Andreas Tille <andreas@an3as.eu> writes:
> On Fri, Jul 17, 2015 at 09:58:32PM -0400, Yaroslav Halchenko wrote:
>> > +1
>> > Would you register a large data set BoF in Summit?
>> something like
>> https://summit.debconf.org/debconf15/meeting/333/bof-big-data-packages/
> Yes.
>> ?  not sure if I would actually like to be "The Speaker" ;)
> Why not.  Your mail contained someconstructove details that could
> kickstart a discussion.  There is not more needed in a BoF. 

I'd support this -- we could also discuss the "distributed filesystem
approach" there. Could this happen between Friday (DebCamp) and Tuesday?
I have to leave on Wednesday...

For the specified package (astrometry.net), I have been looking into the
content of the packages, and I think I can make a compromise here: The
tables mainly contain star positions, and the tables range sizes range
from brightest 1000 stars (for the smallest table) to ~200 million
stars, roughly doubling with each table.

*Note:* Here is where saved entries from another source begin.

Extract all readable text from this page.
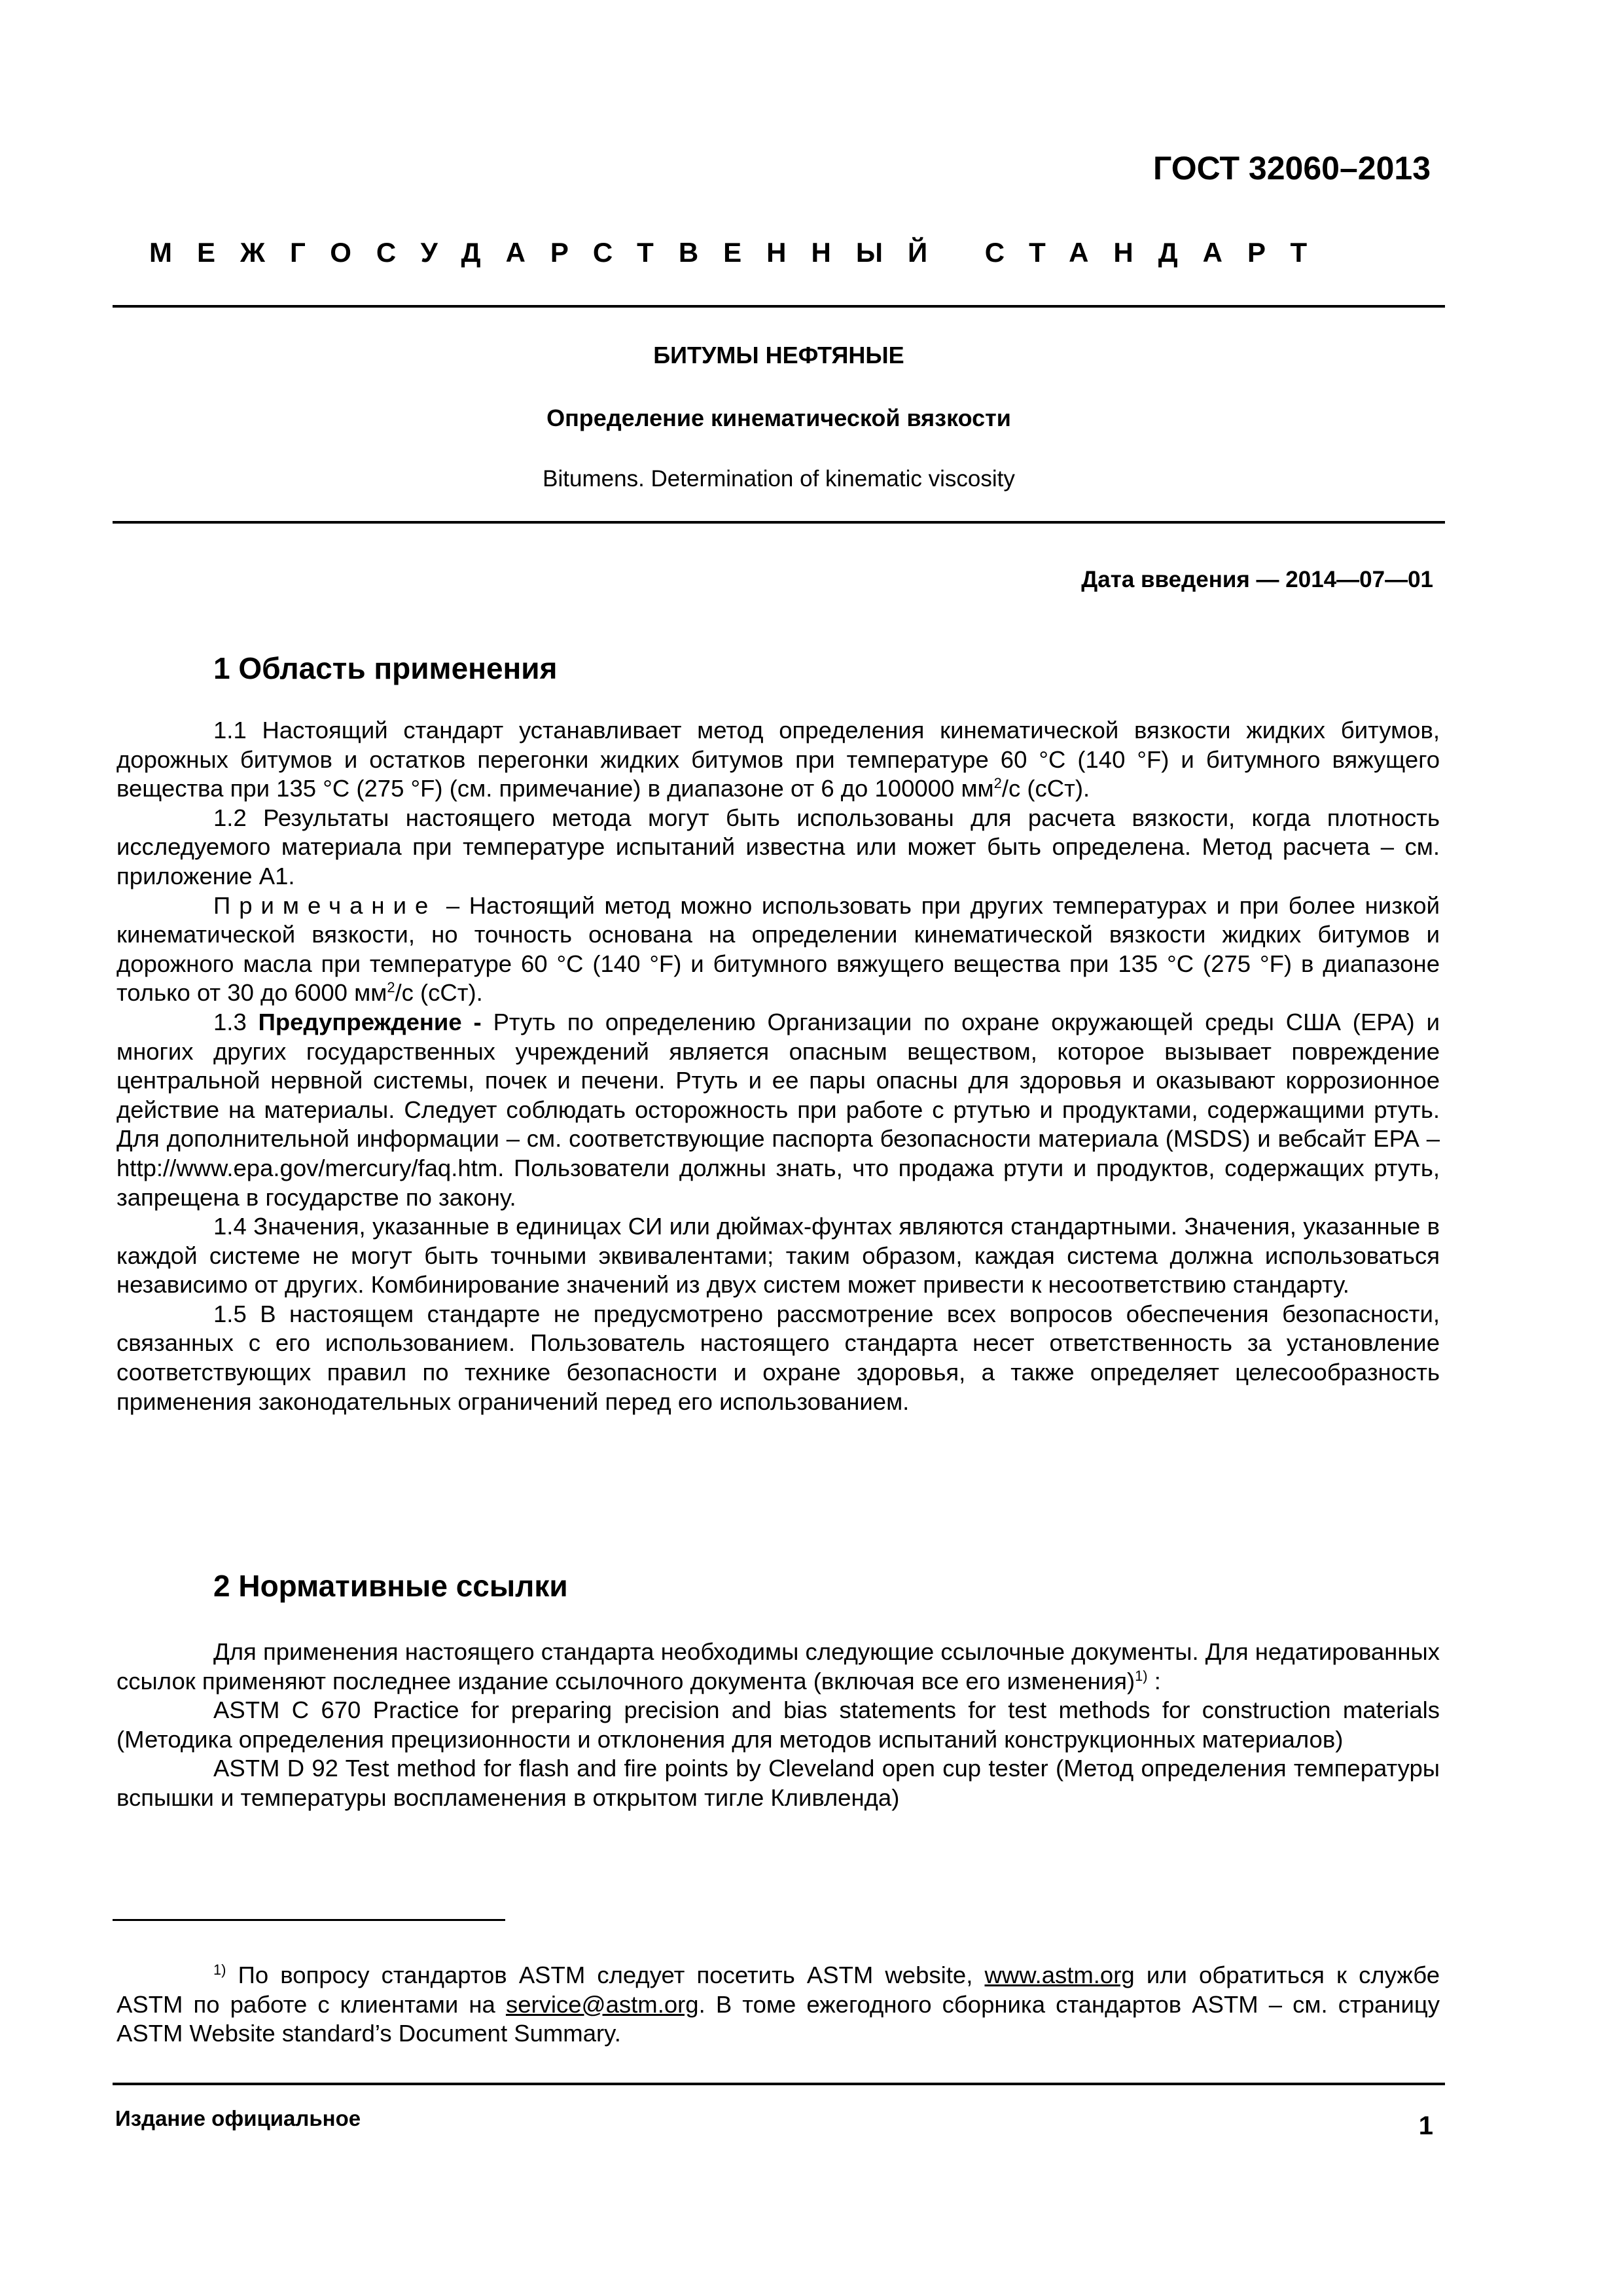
ГОСТ 32060–2013
МЕЖГОСУДАРСТВЕННЫЙ СТАНДАРТ
БИТУМЫ НЕФТЯНЫЕ
Определение кинематической вязкости
Bitumens. Determination of kinematic viscosity
Дата введения — 2014—07—01
1 Область применения

1.1 Настоящий стандарт устанавливает метод определения кинематической вязкости жидких битумов, дорожных битумов и остатков перегонки жидких битумов при температуре 60 °С (140 °F) и битумного вяжущего вещества при 135 °С (275 °F) (см. примечание) в диапазоне от 6 до 100000 $мм^2/с$ (сСт).

1.2 Результаты настоящего метода могут быть использованы для расчета вязкости, когда плотность исследуемого материала при температуре испытаний известна или может быть определена. Метод расчета – см. приложение А1.

Примечание – Настоящий метод можно использовать при других температурах и при более низкой кинематической вязкости, но точность основана на определении кинематической вязкости жидких битумов и дорожного масла при температуре 60 °С (140 °F) и битумного вяжущего вещества при 135 °С (275 °F) в диапазоне только от 30 до 6000 $мм^2/с$ (сСт).

1.3 Предупреждение - Ртуть по определению Организации по охране окружающей среды США (ЕРА) и многих других государственных учреждений является опасным веществом, которое вызывает повреждение центральной нервной системы, почек и печени. Ртуть и ее пары опасны для здоровья и оказывают коррозионное действие на материалы. Следует соблюдать осторожность при работе с ртутью и продуктами, содержащими ртуть. Для дополнительной информации – см. соответствующие паспорта безопасности материала (MSDS) и вебсайт ЕРА – http://www.epa.gov/mercury/faq.htm. Пользователи должны знать, что продажа ртути и продуктов, содержащих ртуть, запрещена в государстве по закону.

1.4 Значения, указанные в единицах СИ или дюймах-фунтах являются стандартными. Значения, указанные в каждой системе не могут быть точными эквивалентами; таким образом, каждая система должна использоваться независимо от других. Комбинирование значений из двух систем может привести к несоответствию стандарту.

1.5 В настоящем стандарте не предусмотрено рассмотрение всех вопросов обеспечения безопасности, связанных с его использованием. Пользователь настоящего стандарта несет ответственность за установление соответствующих правил по технике безопасности и охране здоровья, а также определяет целесообразность применения законодательных ограничений перед его использованием.

2 Нормативные ссылки

Для применения настоящего стандарта необходимы следующие ссылочные документы. Для недатированных ссылок применяют последнее издание ссылочного документа (включая все его изменения)$^{1)}$ :

ASTM C 670 Practice for preparing precision and bias statements for test methods for construction materials (Методика определения прецизионности и отклонения для методов испытаний конструкционных материалов)

ASTM D 92 Test method for flash and fire points by Cleveland open cup tester (Метод определения температуры вспышки и температуры воспламенения в открытом тигле Кливленда)

$^{1)}$ По вопросу стандартов ASTM следует посетить ASTM website, www.astm.org или обратиться к службе ASTM по работе с клиентами на service@astm.org. В томе ежегодного сборника стандартов ASTM – см. страницу ASTM Website standard’s Document Summary.

Издание официальное	1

Already the first 12 tables are
quite useful for many applications (not for my instrument, however :-( ),
covering 1.45 million stars, and have a size of 114 MB; I think this
is acceptable for a Debian package.

However, there may be a licensing issue: The data are officially under
GPL-2+; but this is sort-of impossible: GPL requires to have the
"sources" available (and defines source as "the format that a human
prefers to edit" or so). There is no such "source" for these files: they
come from an survey (2MASS) and the final "source" are the positions of
the stars on the sky. These positions are obviously not editable by
humans yet :-) And while the process of generating the star catalogs is
somehow documented, I doubt that we can or should reproduce the catalogs
from the original exposures in Debian -- this would require disk space,
computing power and man power which we obviously don't have.

And the files have a quite straight-forward, documented structure so
that anyone could patch them if needed.

So, I would take these files (despite the fact that they are *generated*
by another program) as source files. Maybe we could discuss this as well
at the Debconf? At some point we should think about how to get this in
our Social Contract.